With one last swig from the flask, then casting it aside, the General roared, “Weapons go hot. I want that Commie down before he reaches anyone! Engage! Engage! Engage!”

“Engage! Engage! Engage! Aye, sir. Order confirmed.”

Christine, her cameraman, and everyone watching A Charlie Brown Christmas on the Fox Network that night saw the blip disappear from the projected radar screen.

“Yes!” The General pumped the air, turning gleefully back towards the camera. “That’ll teach that Commie bastard about transponders!”

“You… just… killed… Santa…” Christine pointed to the camera, her anger boiling over, “on live TV!”

She bit back tears, even as her inner voice said, screw the highlight reel, this will make me a star.

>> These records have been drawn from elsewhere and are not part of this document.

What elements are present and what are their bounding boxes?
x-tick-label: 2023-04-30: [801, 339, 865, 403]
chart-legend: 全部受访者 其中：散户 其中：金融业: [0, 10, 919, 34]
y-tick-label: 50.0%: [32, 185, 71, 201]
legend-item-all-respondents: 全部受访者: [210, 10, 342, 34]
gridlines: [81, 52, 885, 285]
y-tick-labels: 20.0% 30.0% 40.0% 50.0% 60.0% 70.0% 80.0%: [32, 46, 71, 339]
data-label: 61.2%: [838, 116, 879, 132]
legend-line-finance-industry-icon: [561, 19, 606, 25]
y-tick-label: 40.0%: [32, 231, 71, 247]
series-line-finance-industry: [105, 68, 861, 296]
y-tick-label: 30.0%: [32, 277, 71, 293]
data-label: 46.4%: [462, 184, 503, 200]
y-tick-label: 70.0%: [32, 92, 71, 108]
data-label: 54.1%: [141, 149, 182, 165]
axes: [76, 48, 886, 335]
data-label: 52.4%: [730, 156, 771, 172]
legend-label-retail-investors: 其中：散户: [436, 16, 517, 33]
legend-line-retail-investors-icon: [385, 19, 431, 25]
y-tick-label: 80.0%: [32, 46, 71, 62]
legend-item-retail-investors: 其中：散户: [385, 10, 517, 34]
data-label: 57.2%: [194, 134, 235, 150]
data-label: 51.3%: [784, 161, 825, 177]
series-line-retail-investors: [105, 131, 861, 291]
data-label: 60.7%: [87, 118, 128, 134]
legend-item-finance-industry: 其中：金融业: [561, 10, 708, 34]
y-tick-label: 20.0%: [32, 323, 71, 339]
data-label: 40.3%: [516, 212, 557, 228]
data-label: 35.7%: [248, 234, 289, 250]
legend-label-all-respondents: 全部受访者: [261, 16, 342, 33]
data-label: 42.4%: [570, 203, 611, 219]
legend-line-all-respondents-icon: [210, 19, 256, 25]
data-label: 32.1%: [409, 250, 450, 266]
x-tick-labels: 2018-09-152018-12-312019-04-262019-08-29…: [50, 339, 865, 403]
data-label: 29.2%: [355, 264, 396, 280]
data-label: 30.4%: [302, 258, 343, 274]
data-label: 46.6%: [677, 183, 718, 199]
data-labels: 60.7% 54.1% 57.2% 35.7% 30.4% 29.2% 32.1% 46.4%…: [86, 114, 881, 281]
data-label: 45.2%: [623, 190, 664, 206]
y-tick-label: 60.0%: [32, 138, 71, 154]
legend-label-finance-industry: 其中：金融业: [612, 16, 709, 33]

Fox and Friends, here I come!

“Biggest Commie of them all, if you ask me. Giving free toys to everyone. Commie, I tell ya.” The General’s voice trailed out as he leaned on her, his hand reaching down her back for an inappropriate squeeze, “Say, could you introduce me to Tucker Carlson?”


NOTES on 2021 edition:
A) Santa has a transponder that you can follow online; his call sign is R3DN053 (rednose).
B) I wrote this story about a decade ago. Back then the last line was Bill O’Reilly. Then it became Sean Hannity. Now it’s Tucker Carlson.